Rufino Tamayo – Dos personajes atacados por perros

Dos personajes atacados por perros, 1983
Mixograph on handmade paper, ed. 18/75
60.5 x 97 inches

A native of Oaxaca in Southern Mexico, Rufino Tamayo’s father was a shoemaker, and his mother a seamstress.  Some accounts state that he was descended from Zapotec Indians, but he was actually ‘mestizo’ – of mixed indigenous/European ancestry.  He began painting at age 11.  Orphaned at the age of 12, Tamayo moved to Mexico City, where he was raised by his maternal aunt who owned a wholesale fruit business.

In 1917, he entered the San Carlos Academy of Fine Arts, but left soon after to pursue independent study.  Four years later, Tamayo was appointed the head designer of the department of ethnographic drawings at the National Museum of Archaeology in Mexico City.  There he was surrounded by pre-Colombian objects, an aesthetic inspiration that would play a pivotal role in his life.  In his own work, Tamayo integrated the forms and tones of pre-Columbian ceramics into his early still lives and portraits of Mexican men and women.

In the early 1920s he also taught art classes in Mexico City’s public schools. Despite his involvement in Mexican history, he did not subscribe to the idea of art as nationalistic propaganda.  Modern Mexican art at that time was dominated by ‘The Three Great Ones’ : Diego Rivera, Jose Clemente Orozco, and David Alfaro Siqueros, but Tamayo began to be noted as someone ‘new’ and different’ for his blending of the aesthetics of post Revolutionary Mexico with the vanguard artists of Europe and the United States.

After the Mexican Revolution, he focused on creating his own identity in his work, expressing what he thought was the traditional Mexico, and refusing to follow the political trends of his contemporary artists.  This caused some to see him as a ‘traitor’ to the political cause, and he felt it difficult to freely express himself in his art.  As a result, he decided to leave Mexico in 1926 and move to New York, along with his friend, the composer Carlos Chavez.  The first exhibition of Tamayo’s work in the United States was held at the Weyhe Gallery, New York, in that same year.  The show was successful, and Tamayo was praised for his ‘authentic’ status as a Mexican of ‘indigenous heritage’, and for his internationally appealing Modernist aesthetic. (Santa Barbara Museum of Art).
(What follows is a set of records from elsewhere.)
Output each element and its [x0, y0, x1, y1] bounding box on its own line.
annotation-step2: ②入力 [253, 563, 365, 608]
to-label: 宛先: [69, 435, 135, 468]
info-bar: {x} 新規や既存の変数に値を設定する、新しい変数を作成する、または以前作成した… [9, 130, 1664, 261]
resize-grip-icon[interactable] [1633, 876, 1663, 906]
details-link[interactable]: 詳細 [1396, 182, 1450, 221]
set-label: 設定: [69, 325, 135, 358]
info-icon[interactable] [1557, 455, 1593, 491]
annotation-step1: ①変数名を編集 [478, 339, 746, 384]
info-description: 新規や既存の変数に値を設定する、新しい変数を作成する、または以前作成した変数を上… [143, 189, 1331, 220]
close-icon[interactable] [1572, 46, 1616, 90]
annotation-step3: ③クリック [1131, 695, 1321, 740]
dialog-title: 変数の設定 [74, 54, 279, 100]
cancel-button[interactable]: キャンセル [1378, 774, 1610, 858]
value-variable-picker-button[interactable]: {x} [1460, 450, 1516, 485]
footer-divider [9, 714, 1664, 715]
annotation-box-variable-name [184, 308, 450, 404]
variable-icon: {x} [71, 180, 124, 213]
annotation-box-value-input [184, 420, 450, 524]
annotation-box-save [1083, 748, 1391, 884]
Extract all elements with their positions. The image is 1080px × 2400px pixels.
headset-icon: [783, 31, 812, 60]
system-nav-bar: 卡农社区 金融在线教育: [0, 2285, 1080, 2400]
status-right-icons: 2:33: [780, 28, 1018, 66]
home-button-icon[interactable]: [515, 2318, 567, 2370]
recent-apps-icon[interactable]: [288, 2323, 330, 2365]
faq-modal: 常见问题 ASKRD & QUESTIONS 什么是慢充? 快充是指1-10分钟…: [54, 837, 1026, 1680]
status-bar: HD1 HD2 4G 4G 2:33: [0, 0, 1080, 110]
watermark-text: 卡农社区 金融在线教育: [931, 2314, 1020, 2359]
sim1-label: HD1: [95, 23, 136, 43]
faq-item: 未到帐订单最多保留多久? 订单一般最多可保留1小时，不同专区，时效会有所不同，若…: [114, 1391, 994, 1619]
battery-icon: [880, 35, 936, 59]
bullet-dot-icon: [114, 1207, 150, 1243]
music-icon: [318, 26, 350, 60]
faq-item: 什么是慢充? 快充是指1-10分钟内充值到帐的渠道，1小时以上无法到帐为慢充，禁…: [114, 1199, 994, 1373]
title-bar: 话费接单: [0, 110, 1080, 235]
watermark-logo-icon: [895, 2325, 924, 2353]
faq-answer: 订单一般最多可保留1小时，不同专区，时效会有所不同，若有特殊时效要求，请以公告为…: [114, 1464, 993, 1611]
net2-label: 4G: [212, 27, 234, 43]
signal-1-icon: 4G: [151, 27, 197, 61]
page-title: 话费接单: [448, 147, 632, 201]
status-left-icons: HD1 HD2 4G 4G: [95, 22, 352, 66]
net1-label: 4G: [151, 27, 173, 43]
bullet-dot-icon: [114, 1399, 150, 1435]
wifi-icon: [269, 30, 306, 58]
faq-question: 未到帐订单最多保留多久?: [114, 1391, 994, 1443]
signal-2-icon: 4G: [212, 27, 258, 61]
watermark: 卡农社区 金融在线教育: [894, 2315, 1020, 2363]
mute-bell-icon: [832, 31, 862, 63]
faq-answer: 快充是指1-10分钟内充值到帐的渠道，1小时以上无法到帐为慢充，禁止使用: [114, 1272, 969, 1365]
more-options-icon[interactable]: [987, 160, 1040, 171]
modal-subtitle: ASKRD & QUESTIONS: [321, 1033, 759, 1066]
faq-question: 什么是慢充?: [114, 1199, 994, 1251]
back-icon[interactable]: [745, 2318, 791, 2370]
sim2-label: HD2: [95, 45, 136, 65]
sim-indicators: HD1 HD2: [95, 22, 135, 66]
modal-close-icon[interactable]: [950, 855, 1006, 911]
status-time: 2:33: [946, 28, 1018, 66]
Throughout the late thirties and early forties New York’s Valentine Gallery gave him shows.  For nine years, beginning in 1938, he taught at the Dalton School in New York.

In 1929, some health problems led him to return to Mexico for treatment.  While there he took a series of teaching jobs.  During this period he became romantically involved with the artist Maria Izquierdo, with whom he lived and worked for several years.  In 1933 he completed his first successful mural commission, a series of wall paintings for the Escuela Nacional de Musica (National School of Music).  While working on this project, he met Olga Flores Rivas, a piano student at the school.  Soon he separated from Izquierdo, and began a romance with Olga. The two were married in 1934.  Although Olga was talented and had a budding performance career, she abandoned her musical pursuits to devote herself to promoting Tamayo’s work.  She was a lifelong muse to the artist, and over his seventy year career, he drew and painted many portraits of her.